Spirit Airlines’ abrupt shutdown this month was too abrupt under the law, a group of terminated employees allege in a proposed class-action lawsuit.
Their complaint, filed in U.S. Bankruptcy Court for the Southern District of New York, asserts that management misled its workforce about its prospects for staying in business and still owes employees back pay and benefits after going out of business.
The workers are six laid-off Spirit employees who seek to represent a class of approximately 17,000 people who were terminated when the airline ceased flying in the early morning hours of May 2. The lack of advance notice violated the federal Worker Adjustment and Retraining Notification Act, according to the complaint filed Tuesday.
News of the airline’s shutdown, the suit says, came from CEO David Davis in an email to employees stating the Dania Beach-based budget airline was immediately halting operations. Those left without jobs included more than 4,800 direct and indirect employees in South and Central Florida, according to a WARN notice the company belatedly filed with the state of Florida on May 4.
The company shutdown announcement, the suit says, stated that employees would be paid “for hours worked through May 2, 2026.”
“However, to date, employees have not received their final paychecks, accrued vacation time, or unused sick time,” the suit alleges.
A Spirit spokesperson said the company does not comment on litigation.
New York attorney Todd Duffy, who filed the suit late Tuesday on the employees’ behalf, did not immediately respond to a voicemail seeking comment.
The lawsuit was brought on behalf of five Spirit former employees who live in Florida and one in South Carolina. They held positions including software engineer, DOT compliance specialist, flight attendant, senior maintenance planner, heavy maintenance project manager, and senior software engineer.
All were terminated without cause and without prior notice, the suit says.
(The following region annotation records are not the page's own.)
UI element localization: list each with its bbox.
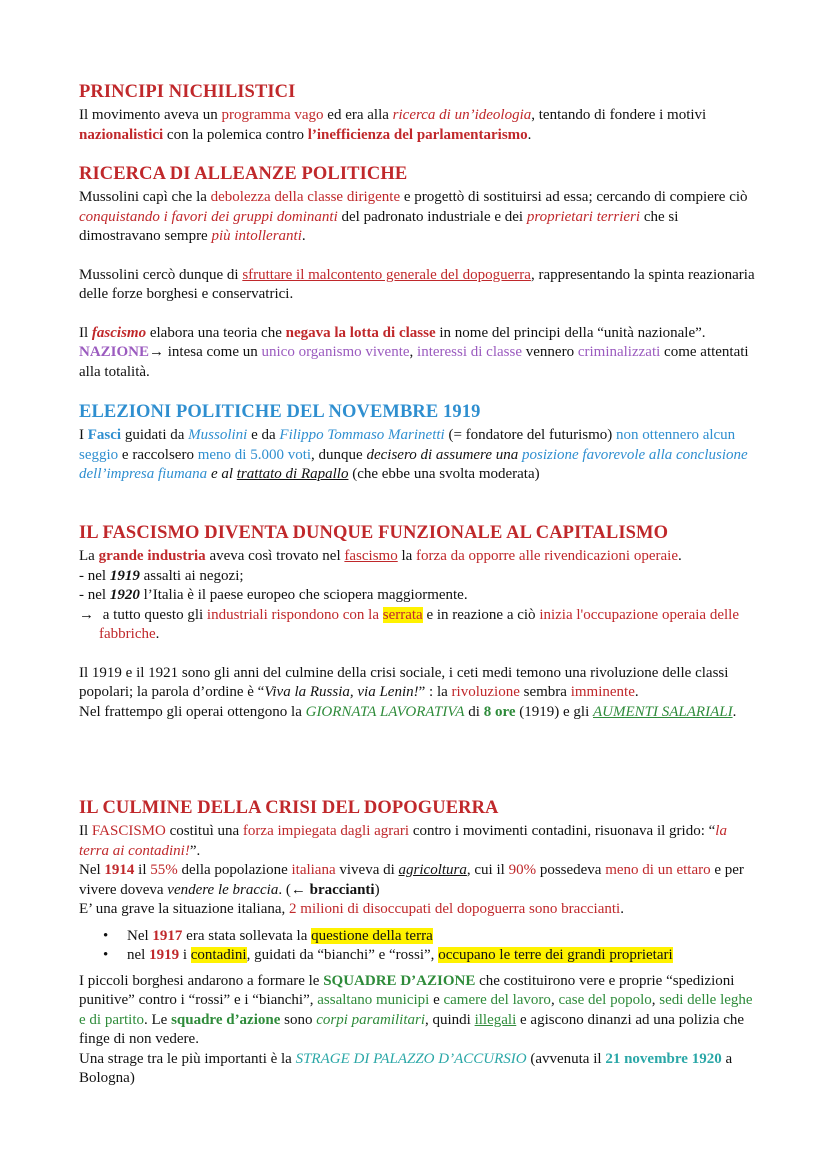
list-item: → a tutto questo gli industriali rispondono con la serrata e in reazione a ciò inizia l'occupazione operaia delle fabbriche. [79,606,739,642]
list-item: • Nel 1917 era stata sollevata la questione della terra [79,927,759,947]
section-title: ELEZIONI POLITICHE DEL NOVEMBRE 1919 [79,402,481,422]
paragraph: La grande industria aveva così trovato nel fascismo la forza da opporre alle rivendicazioni operaie. [79,548,682,564]
paragraph: E’ una grave la situazione italiana, 2 milioni di disoccupati del dopoguerra sono braccianti. [79,901,624,917]
bullet-icon: • [103,947,109,963]
section-title: PRINCIPI NICHILISTICI [79,82,296,102]
bullet-list [79,927,759,966]
section-elezioni-1919 [79,400,759,485]
paragraph: Una strage tra le più importanti è la STRAGE DI PALAZZO D’ACCURSIO (avvenuta il 21 novembre 1920 a Bologna) [79,1050,733,1086]
paragraph: Nel 1914 il 55% della popolazione italiana viveva di agricoltura, cui il 90% possedeva meno di un ettaro e per vivere doveva vendere le braccia. (← braccianti) [79,862,744,898]
section-title: IL FASCISMO DIVENTA DUNQUE FUNZIONALE AL CAPITALISMO [79,523,669,543]
section-culmine-crisi [79,796,759,1089]
list-item: • nel 1919 i contadini, guidati da “bianchi” e “rossi”, occupano le terre dei grandi proprietari [79,946,759,966]
section-ricerca-alleanze [79,162,759,382]
section-title: IL CULMINE DELLA CRISI DEL DOPOGUERRA [79,798,499,818]
section-title: RICERCA DI ALLEANZE POLITICHE [79,164,408,184]
paragraph: I Fasci guidati da Mussolini e da Filippo Tommaso Marinetti (= fondatore del futurismo) non ottennero alcun seggio e raccolsero meno di 5.000 voti, dunque decisero di assumere una posizione favorevole alla conclusione dell’impresa fiumana e al trattato di Rapallo (che ebbe una svolta moderata) [79,427,748,482]
paragraph: Il 1919 e il 1921 sono gli anni del culmine della crisi sociale, i ceti medi temono una rivoluzione delle classi popolari; la parola d’ordine è “Viva la Russia, via Lenin!” : la rivoluzione sembra imminente. [79,664,729,700]
paragraph: I piccoli borghesi andarono a formare le SQUADRE D’AZIONE che costituirono vere e proprie “spedizioni punitive” contro i “rossi” e i “bianchi”, assaltano municipi e camere del lavoro, case del popolo, sedi delle leghe e di partito. Le squadre d’azione sono corpi paramilitari, quindi illegali e agiscono dinanzi ad una polizia che finge di non vedere. [79,972,753,1047]
paragraph: Mussolini cercò dunque di sfruttare il malcontento generale del dopoguerra, rappresentando la spinta reazionaria delle forze borghesi e conservatrici. [79,266,755,302]
section-principi-nichilistici [79,80,759,145]
list-item: - nel 1919 assalti ai negozi; [79,567,244,584]
bullet-icon: • [103,927,109,944]
paragraph: Mussolini capì che la debolezza della classe dirigente e progettò di sostituirsi ad essa; cercando di compiere ciò conquistando i favori dei gruppi dominanti del padronato industriale e dei proprietari terrieri che si dimostravano sempre più intolleranti. [79,189,748,244]
list-item: - nel 1920 l’Italia è il paese europeo che sciopera maggiormente. [79,587,468,603]
paragraph: Nel frattempo gli operai ottengono la GIORNATA LAVORATIVA di 8 ore (1919) e gli AUMENTI SALARIALI. [79,703,737,720]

The airline failed after filing for Chapter 11 bankruptcy protection in August 2025.
The suit suggests the airline made various positive statements about its prospects amid media reports that its end was near.
April assurances
“As recently as April 16, 2026, Spirit had advised its employees that it planned on continuing operations and that they should ignore the rumors that Spirit was near a termination point,” the suit says. “Plaintiffs and other similarly situated employees were reassured by Spirit and its senior executives, including Davis, through this statement of confidence. Spirit continued to disseminate positive misleading statements to employees and others, assuring them that normal operations would continue in the hours immediately prior to the announcement.”
The suit asserts that Spirit workers were “entitled” to advance written notice of their impending terminations 60 days ahead of the shutdown. That meant that under the federal WARN Act, the notices “should have been delivered to the workers [and others required by law] on or around the week of March 4, 2026.”
Spirit, in its WARN notice filed with the state after the shutdown, said it had good reasons to delay word of its possible closure: The airline was still negotiating with its lenders and the U.S. Government for more financial help.
“Issuing a notice would have materially and adversely impacted” the airline’s ability to raise capital, a company official said in the filing.
In a note to employees that was attached to the WARN notice, Spirit said: “We regret that we are not able to give you more notice of your layoff. We were not able to do so because the company was actively seeking capital to avoid these layoffs and closures, and notice would have precluded the company from obtaining the capital needed.”
Retention bonuses
The suit also takes issue with the company’s request of the bankruptcy court to approve millions in retention bonuses for senior executives and others to help wind down the airline’s operations.
After its efforts to reorganize failed, the suit asserts, “Spirit pivoted to a wind-down, shut down operations, and proposed retention and bonus programs to maintain a skeleton workforce and compensate remaining employees during liquidation. Spirit requested authority to pay up to $10.7 million in retention bonuses to non-management employees. Spirit also sought approval of a revised, one-time retention bonus plan specifically for three unidentified senior executives.”
Company statements filed with the court indicated the airline still needed up to 130 people who were familiar with Spirit’s operations to help complete the process of closing the business.
No hearing on the proposed class action has been set by the bankruptcy court as of late Wednesday.